Problem description:
Suppose we have an environment, where a reward at time step $t$ is dependent not only on the current action, but also on previous action in the following way:
- if current action == previous action, you get reward = $R(a,s)$
- if current action != previous action, you get reward = $R(a,s) - \text{penalty}$
In this environment, switching actions bears a significant cost. We would like the RL algorithm to learn optimal actions under the constraint that switching action is costly, i.e. we would like to stay in selected action as long as possible.
The penalty is significantly higher than an immediate reward, so if we do not take it into account, the model evaluation will have a negative total reward with almost 100% probability, since the agent will be constantly switching and extracting rewards from environment that are smaller than the cost of switching actions.
Action space is small (2 actions: left, right).
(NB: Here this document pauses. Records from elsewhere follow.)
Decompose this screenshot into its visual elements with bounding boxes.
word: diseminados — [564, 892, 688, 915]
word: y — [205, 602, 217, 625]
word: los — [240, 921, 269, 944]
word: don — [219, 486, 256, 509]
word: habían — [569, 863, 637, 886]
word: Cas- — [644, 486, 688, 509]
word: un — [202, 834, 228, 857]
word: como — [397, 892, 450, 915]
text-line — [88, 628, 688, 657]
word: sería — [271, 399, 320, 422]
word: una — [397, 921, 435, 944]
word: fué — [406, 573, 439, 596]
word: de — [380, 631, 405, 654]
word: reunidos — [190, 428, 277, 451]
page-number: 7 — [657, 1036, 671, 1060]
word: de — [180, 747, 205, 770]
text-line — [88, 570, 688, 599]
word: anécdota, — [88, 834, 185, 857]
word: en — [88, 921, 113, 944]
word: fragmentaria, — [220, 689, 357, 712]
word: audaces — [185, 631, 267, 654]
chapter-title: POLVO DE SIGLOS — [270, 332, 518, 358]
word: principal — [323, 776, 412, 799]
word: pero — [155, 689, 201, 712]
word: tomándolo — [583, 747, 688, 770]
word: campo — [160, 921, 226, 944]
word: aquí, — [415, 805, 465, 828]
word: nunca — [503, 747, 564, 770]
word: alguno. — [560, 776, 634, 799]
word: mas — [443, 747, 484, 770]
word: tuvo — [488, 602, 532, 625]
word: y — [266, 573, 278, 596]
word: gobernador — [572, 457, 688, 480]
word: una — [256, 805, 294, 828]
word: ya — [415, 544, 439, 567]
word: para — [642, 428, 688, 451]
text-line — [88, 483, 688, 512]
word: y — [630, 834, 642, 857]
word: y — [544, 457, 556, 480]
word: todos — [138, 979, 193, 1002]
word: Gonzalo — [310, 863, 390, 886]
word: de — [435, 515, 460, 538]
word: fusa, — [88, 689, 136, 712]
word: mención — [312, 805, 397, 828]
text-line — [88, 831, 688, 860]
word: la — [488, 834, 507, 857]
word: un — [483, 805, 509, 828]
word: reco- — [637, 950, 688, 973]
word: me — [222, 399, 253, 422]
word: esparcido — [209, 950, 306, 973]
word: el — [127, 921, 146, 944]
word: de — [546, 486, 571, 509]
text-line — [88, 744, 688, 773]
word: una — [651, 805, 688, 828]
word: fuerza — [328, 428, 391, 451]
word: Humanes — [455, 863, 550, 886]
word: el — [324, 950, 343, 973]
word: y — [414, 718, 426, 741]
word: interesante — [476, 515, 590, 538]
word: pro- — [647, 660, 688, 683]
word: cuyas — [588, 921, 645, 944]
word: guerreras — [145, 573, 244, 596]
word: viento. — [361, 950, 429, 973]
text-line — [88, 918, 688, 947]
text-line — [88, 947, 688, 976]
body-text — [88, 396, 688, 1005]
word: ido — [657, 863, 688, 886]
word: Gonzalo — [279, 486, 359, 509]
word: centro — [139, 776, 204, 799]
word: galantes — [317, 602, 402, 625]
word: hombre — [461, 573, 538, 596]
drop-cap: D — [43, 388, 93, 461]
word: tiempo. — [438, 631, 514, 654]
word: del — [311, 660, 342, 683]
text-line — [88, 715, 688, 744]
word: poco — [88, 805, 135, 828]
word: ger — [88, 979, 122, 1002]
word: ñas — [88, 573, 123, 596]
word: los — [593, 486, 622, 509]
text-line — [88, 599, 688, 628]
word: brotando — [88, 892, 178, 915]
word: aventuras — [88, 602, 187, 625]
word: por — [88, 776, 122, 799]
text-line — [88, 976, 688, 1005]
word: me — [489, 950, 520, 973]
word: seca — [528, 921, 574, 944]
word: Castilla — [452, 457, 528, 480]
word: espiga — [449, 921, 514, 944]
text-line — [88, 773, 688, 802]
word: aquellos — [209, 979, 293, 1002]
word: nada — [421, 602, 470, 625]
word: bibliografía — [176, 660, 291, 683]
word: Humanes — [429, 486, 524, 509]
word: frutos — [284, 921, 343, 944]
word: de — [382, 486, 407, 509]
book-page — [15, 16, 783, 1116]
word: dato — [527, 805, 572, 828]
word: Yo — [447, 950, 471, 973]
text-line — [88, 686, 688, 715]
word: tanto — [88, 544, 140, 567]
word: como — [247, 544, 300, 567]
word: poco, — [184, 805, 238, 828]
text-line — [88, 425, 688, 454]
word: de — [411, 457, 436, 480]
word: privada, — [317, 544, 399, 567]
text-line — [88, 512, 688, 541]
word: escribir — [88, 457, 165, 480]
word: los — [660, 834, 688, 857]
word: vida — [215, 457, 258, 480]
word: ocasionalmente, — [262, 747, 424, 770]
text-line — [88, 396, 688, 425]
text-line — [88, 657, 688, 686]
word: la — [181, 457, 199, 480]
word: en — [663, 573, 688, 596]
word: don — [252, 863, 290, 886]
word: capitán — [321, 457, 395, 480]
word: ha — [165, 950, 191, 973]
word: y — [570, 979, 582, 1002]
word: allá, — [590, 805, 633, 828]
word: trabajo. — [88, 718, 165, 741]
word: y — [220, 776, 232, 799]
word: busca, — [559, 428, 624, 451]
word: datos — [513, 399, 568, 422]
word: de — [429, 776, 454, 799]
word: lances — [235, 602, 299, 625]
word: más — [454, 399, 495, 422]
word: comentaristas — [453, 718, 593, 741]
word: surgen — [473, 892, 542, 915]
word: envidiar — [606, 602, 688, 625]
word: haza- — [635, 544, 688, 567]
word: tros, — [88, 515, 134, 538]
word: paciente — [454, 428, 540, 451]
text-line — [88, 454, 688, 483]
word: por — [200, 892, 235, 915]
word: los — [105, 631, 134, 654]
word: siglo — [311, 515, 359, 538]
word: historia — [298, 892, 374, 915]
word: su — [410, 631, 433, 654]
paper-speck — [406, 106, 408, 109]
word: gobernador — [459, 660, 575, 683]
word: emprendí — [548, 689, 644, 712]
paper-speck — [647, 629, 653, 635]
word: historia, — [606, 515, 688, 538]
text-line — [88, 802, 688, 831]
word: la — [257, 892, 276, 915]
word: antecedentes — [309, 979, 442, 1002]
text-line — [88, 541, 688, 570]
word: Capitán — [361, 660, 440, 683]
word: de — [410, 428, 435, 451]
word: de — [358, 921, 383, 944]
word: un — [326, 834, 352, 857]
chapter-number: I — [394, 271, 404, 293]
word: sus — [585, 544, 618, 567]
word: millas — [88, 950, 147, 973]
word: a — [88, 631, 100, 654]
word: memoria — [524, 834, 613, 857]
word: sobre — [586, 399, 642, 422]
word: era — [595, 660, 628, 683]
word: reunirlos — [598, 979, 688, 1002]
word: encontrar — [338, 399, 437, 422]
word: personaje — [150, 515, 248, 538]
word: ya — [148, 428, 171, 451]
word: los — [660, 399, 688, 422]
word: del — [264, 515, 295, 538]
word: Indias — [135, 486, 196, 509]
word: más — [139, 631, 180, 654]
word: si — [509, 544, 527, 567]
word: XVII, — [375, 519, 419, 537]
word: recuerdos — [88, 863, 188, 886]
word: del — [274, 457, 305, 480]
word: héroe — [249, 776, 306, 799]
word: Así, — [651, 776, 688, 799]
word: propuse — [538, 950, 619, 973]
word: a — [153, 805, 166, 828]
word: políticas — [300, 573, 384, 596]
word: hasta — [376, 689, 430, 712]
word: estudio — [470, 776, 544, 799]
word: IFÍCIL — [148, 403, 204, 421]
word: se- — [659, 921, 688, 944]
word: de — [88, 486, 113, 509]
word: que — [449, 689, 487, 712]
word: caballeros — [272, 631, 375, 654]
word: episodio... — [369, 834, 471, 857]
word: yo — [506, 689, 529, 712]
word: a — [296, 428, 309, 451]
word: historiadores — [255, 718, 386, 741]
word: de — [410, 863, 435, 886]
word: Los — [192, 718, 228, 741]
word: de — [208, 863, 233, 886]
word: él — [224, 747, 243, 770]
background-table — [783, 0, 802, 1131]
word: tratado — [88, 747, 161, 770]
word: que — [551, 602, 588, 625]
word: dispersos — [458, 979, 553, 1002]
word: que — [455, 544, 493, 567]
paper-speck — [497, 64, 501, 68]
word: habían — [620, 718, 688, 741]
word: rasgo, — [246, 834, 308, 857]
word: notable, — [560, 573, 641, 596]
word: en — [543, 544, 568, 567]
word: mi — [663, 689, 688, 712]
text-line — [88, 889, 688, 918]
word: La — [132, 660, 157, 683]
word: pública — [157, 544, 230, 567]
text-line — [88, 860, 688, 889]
I'm trying to beat this game with PPO (Proximal Policy Optimization)
Questions
How one might address this constraint: i.e. explicitly make the agent learn that switching is costly and it's worth sitting in one action even if immediate rewards are negative?
How can you make the RL algorithm learn that it's not the reward term $R(a_t|s_t)$ that is negative, and thus decreasing $Q(a_t|s_t)$ and $V(s_t)$, but it's the penalty term (taking the action that is different from the previous action at step $t-1$) that is pushing total reward down?